Ciencia
Industria farmacéutica

Escocia revoluciona la industria del reciclaje: transforma residuos plásticos en químicos para fabricar medicamentos

  • Naiara Philpotts
  • Editora formada en la Universidad de Buenos Aires, con posgrado en lectura crítica. Escribo sobre ciencia, tecnología y actualidad. Soy escritora de novelas y gran aficionada a la ciencia ficción.

La industria del reciclaje acaba de presentar uno de sus avances más importantes de los últimos tiempos gracias a un hallazgo científico que permite convertir plástico en medicamentos. Investigadores de la Escuela de Química de la Universidad de St Andrews, en Escocia, han diseñado un sistema para procesar residuos plásticos de tipo PET y obtener, a cambio, precursores de medicamentos de alto valor.

Este avance, publicado en la revista especializada Angewandte Chemie International Edition, propone una alternativa sostenible a la fabricación tradicional de químicos. El método aprovecha botellas y textiles usados para extraer una molécula denominada EHMB, que sirve como base para elaborar fármacos, como agentes antifibrinolíticos o tratamientos para la hipertensión, según detallan los expertos en el estudio.

¿Cómo transforma Escocia los residuos plásticos en químicos para medicamentos?

El avance se ha logrado a través de un proceso de semi-hidrogenación catalítica que fragmenta las cadenas del polímero PET (un tipo de plástico) de forma selectiva. A diferencia del reciclaje mecánico convencional, que suele degradar la calidad del material, esta técnica química utiliza un catalizador de rutenio para obtener el compuesto EHMB (4-hidroximetilbenzoato de etilo). Este elemento químico sintetiza los principios activos farmacéuticos como el Imatinib o el ácido tranexámico, empleado para favorecer la coagulación sanguínea.
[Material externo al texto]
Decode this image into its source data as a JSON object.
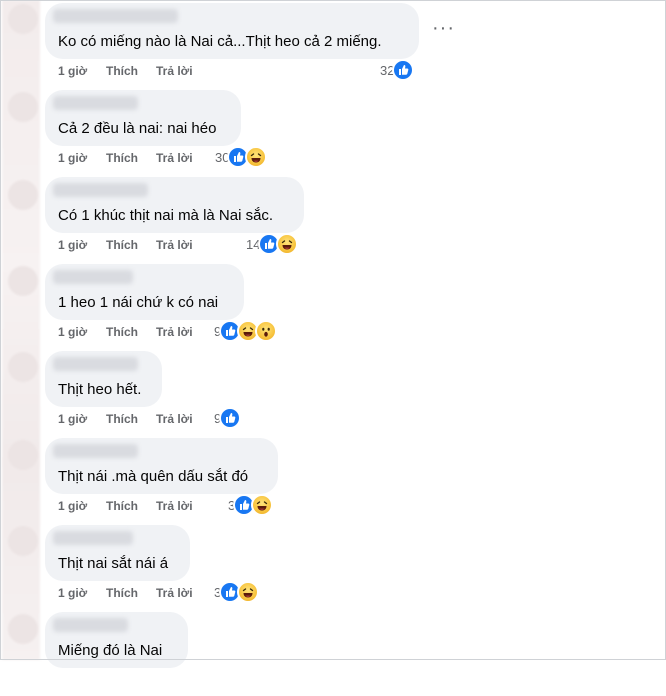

El equipo liderado por el doctor Amit Kumar logró que este proceso sea extremadamente eficiente. Los científicos alcanzaron un número de rotación (TON) superior a 30.000, una cifra récord que demuestra la viabilidad de usar plásticos postconsumo a gran escala.

La investigación confirma también que, bajo condiciones de temperatura moderada (80 °C) y disolventes de origen biológico, los plásticos dejan de ser basura para convertirse en una materia prima de gran pureza para la farmacia y la agroquímica.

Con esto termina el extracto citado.